In deze zaak heeft de Rechtbank Limburg op 5 juni 2018 een beschikking gegeven in een familiekwestie betreffende de omgangsregeling tussen een vader en zijn kinderen. De vader had verzocht om een omgangsregeling, maar de rechtbank heeft dit verzoek afgewezen. De reden hiervoor is de zware mishandeling van de moeder door de vader, die op 29 augustus 2017 door de rechtbank was veroordeeld. De rechtbank oordeelde dat het vaststellen van een omgangsregeling op dit moment ernstige negatieve gevolgen zou hebben voor de geestelijke en emotionele ontwikkeling van de kinderen. De Raad voor de Kinderbescherming heeft in zijn rapportage aangegeven dat er momenteel geen gezonde basis is voor een omgangsregeling, gezien de angst en trauma's die de kinderen hebben opgelopen door de mishandeling van hun moeder. De vader ontkent de beschuldigingen en is van mening dat hij recht heeft op contact met zijn kinderen, maar de rechtbank heeft geconcludeerd dat de kinderen op dit moment geen emotionele ruimte hebben voor omgang met de vader. De rechtbank heeft ook geadviseerd dat de moeder hulpverlening voor de kinderen moet zoeken om hen te ondersteunen in hun verwerking van de gebeurtenissen. De rechtbank heeft wel een informatieregeling vastgesteld, waarbij de moeder de vader eens per drie maanden moet informeren over de kinderen, maar de omgangsregeling zelf is afgewezen.

Uitspraak

Rechtbank Limburg

Familie en jeugd
Zittingsplaats Roermond
Zaaknummer: C/03/237778 / FA RK 17-2618
Beschikking van 5 juni 2018 betreffende ouderlijke verantwoordelijkheden
in de zaak van:
[verzoeker],
wonende te [adres verzoeker] , [woonplaats verzoeker] ,
hierna te noemen de vader,
advocaat: mr.

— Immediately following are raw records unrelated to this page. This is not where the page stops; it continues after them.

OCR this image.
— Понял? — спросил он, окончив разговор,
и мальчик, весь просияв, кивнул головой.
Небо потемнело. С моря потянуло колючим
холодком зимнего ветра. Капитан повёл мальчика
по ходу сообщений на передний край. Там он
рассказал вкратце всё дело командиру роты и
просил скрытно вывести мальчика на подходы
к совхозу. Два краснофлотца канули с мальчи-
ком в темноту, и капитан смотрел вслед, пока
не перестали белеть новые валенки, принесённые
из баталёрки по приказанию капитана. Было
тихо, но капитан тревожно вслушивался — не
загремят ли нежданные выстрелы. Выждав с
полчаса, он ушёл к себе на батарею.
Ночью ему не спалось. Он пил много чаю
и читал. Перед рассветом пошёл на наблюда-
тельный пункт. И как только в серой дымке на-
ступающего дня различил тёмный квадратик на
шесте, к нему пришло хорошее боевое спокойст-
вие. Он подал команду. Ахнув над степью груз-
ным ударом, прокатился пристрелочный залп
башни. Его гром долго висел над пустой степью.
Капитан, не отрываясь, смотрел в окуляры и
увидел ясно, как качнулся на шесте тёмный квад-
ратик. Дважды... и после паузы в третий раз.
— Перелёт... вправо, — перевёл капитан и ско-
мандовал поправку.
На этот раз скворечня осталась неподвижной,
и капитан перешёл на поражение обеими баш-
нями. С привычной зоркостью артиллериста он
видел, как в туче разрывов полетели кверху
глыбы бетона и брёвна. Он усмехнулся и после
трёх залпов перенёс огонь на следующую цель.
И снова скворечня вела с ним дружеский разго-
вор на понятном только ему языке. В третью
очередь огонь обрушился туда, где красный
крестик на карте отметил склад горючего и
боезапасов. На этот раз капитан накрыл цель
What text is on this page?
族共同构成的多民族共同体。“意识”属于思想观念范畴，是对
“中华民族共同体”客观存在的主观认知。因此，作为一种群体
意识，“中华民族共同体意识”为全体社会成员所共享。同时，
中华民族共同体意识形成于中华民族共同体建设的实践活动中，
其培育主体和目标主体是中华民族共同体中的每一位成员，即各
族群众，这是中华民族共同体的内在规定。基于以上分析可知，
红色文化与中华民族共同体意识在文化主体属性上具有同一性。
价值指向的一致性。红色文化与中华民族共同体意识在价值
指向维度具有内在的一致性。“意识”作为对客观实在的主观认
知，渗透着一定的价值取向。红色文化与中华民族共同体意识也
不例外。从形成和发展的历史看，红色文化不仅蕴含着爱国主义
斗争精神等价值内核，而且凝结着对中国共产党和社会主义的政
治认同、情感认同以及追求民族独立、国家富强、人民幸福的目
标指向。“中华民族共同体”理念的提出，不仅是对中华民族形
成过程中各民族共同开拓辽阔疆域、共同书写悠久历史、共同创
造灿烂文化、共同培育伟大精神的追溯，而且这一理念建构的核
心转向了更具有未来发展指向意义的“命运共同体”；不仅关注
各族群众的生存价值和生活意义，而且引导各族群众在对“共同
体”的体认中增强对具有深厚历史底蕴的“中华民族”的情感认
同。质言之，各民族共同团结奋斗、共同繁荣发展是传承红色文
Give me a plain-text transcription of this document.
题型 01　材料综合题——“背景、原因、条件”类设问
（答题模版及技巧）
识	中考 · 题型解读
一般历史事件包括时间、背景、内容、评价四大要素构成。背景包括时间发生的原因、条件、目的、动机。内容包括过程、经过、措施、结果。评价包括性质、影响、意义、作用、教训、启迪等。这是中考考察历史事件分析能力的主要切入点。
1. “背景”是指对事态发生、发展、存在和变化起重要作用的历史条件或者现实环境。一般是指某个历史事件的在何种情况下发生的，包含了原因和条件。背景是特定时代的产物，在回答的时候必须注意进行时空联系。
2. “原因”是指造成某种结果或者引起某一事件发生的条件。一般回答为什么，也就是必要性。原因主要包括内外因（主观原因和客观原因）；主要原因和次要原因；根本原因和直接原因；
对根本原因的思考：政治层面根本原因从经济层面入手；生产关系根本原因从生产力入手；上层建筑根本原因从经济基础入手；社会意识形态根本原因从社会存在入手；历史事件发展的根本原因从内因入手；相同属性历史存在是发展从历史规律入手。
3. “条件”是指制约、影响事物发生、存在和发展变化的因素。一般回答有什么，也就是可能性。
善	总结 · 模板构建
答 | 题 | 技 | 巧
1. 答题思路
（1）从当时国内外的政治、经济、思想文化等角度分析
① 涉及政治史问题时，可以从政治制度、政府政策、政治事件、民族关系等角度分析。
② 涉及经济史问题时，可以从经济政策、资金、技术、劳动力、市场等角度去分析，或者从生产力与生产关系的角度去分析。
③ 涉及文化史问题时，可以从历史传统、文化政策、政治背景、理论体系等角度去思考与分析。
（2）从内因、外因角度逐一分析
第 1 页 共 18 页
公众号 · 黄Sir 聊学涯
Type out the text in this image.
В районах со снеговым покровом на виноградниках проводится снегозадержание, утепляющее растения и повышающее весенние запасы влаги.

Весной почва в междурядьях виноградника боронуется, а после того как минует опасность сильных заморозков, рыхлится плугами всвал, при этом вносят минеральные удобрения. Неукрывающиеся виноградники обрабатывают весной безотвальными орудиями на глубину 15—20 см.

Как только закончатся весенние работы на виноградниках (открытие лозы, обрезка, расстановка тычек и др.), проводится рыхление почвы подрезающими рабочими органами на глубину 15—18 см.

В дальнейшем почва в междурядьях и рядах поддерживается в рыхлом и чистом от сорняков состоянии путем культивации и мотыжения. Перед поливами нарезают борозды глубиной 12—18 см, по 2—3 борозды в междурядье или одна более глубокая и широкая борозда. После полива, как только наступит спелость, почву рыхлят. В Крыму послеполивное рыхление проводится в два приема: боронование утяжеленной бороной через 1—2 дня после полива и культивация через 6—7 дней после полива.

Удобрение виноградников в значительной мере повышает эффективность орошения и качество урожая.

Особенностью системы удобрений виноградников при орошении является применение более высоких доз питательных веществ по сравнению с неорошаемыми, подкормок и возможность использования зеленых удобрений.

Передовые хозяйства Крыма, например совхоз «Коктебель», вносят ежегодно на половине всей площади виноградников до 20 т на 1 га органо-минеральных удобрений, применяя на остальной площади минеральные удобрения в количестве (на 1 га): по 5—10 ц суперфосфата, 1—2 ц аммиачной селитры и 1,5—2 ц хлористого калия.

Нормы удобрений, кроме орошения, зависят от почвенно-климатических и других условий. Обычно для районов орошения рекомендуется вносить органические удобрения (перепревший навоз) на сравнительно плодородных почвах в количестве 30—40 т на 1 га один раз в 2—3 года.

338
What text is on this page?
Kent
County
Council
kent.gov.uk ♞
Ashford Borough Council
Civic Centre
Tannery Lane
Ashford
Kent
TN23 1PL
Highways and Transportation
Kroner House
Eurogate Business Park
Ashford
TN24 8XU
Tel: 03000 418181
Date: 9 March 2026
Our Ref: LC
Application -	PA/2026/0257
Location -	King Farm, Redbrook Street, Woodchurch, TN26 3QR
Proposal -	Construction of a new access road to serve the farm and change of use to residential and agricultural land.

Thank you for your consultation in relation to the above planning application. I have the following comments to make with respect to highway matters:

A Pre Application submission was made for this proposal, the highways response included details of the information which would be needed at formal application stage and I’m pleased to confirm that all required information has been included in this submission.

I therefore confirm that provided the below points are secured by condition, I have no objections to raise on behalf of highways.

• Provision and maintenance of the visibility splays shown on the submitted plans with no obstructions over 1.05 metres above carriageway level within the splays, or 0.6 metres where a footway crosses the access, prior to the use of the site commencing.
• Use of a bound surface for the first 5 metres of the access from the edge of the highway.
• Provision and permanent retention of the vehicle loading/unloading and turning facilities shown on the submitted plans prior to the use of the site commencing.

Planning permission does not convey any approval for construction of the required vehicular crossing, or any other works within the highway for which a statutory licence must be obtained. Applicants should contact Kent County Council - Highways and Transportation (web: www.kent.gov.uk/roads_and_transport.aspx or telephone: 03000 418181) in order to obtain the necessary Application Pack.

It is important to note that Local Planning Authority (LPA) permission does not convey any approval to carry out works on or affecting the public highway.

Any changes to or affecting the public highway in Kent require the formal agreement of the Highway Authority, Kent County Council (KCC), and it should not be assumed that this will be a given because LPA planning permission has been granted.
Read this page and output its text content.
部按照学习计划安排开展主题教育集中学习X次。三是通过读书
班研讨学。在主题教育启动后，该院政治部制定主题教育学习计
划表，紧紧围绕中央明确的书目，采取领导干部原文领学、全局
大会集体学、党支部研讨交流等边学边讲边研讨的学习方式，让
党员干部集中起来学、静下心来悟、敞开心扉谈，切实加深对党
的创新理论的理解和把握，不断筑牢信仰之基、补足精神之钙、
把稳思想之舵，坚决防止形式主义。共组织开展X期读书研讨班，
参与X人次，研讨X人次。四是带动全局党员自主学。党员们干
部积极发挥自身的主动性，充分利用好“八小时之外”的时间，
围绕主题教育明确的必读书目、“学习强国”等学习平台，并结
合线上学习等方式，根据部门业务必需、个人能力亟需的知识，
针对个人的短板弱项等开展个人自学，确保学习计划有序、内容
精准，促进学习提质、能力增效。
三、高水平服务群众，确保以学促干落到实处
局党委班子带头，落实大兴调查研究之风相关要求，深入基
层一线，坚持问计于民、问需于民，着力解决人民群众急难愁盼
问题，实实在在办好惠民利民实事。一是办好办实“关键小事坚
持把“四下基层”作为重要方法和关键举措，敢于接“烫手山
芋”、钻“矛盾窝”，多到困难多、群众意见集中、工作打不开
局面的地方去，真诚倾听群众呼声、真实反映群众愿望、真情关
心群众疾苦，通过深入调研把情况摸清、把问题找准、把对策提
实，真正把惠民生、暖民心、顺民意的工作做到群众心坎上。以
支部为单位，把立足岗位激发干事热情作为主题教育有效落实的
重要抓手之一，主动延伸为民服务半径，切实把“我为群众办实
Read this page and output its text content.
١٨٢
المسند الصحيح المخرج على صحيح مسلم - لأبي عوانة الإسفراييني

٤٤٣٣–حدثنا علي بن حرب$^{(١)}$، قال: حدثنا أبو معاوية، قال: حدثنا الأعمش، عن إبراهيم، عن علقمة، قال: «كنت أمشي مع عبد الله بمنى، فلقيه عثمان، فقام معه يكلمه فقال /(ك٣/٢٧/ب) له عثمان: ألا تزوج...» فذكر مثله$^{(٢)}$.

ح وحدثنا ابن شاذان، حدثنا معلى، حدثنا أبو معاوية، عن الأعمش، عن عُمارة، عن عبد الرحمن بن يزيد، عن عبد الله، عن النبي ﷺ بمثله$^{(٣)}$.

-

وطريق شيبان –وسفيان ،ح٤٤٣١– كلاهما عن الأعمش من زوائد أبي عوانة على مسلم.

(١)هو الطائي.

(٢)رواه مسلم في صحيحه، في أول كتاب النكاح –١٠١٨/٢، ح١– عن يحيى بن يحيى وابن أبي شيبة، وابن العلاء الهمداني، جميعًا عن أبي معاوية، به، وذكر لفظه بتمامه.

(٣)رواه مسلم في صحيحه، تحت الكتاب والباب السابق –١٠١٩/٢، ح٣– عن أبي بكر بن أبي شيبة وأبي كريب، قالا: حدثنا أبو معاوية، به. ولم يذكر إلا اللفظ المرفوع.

B.M.A. Jegers;
tegen:
[verweerster],
wonende te [adres verweerster] , [woonplaats verweerster] ,
hierna te noemen de moeder,
advocaat: mr. R.J. van der Heijden;
betreffende de minderjarigen:
[naam kind 1] , geboren te [geboorteplaats kinderen] op [geboortedag kind 1] 2007, hierna te noemen [naam kind 1] ,
[naam kind 2] , geboren te [geboorteplaats kinderen] op [geboortedag kind 2] 2010, hierna te noemen [naam kind 2] ,
en hierna tezamen te noemen de kinderen.

1.Het verdere verloop van de procedure

1.1.
Dit blijkt uit het volgende:
- het verzoekschrift, binnengekomen bij de rechtbank op 3 juli 2017;
- het verweerschrift, binnengekomen bij de rechtbank op 6 oktober 2017;
- de tussen partijen gegeven beschikking van 9 november 2017;
- de raadsrapportage van 27 maart 2018;
- de mondelinge behandeling, welke heeft plaatsgevonden op 18 mei 2018 en waarbij zijn verschenen:
- de vader, bijgestaan door zijn advocaat;
- de advocaat van de moeder;
- mevrouw [naam medewerkster RvdK] , vertegenwoordigster van de Raad voor de Kinderbescherming (hierna de Raad);
- Het F9-formulier met brief van de advocaat van de moeder d.d. 22 mei 2018.
1.2.
De vader heeft tijdens de mondelinge behandeling verzocht nadere stukken, waaronder foto’s, te mogen overleggen. De rechtbank heeft dit verzoek afgewezen omdat de stukken op een eerder moment hadden kunnen worden overgelegd, zodat de vrouw deze voor de mondelinge behandeling had kunnen bespreken met haar advocaat.
Bovendien blijken de stellingen die deze foto’s volgens de vader moeten onderbouwen voldoende uit het raadsrapport.
2. De vaststaande feiten
2.1.
Tijdens de eerdere mondelinge behandeling is het verzoek om gezamenlijk gezag ingetrokken en heeft de vader verzocht om een begeleide omgangsregeling.
Bij beschikking van 9 november 2017 is de Raad verzocht onderzoek te doen naar de omgang tussen de vader en de kinderen en advies uit te brengen over de wenselijkheid van een omgangsregeling met de vader en hoe die omgangsregeling er eventueel uit zou moeten komen te zien. In afwachting hiervan is de beslissing op het verzoek aangehouden.
2.2.
De vader heeft zijn verzoek ter zitting gewijzigd en subsidiair verzocht om een informatieregeling van eens in de drie maanden, zoals door de Raad is geadviseerd, vast te leggen.

3.De Raad

3.1.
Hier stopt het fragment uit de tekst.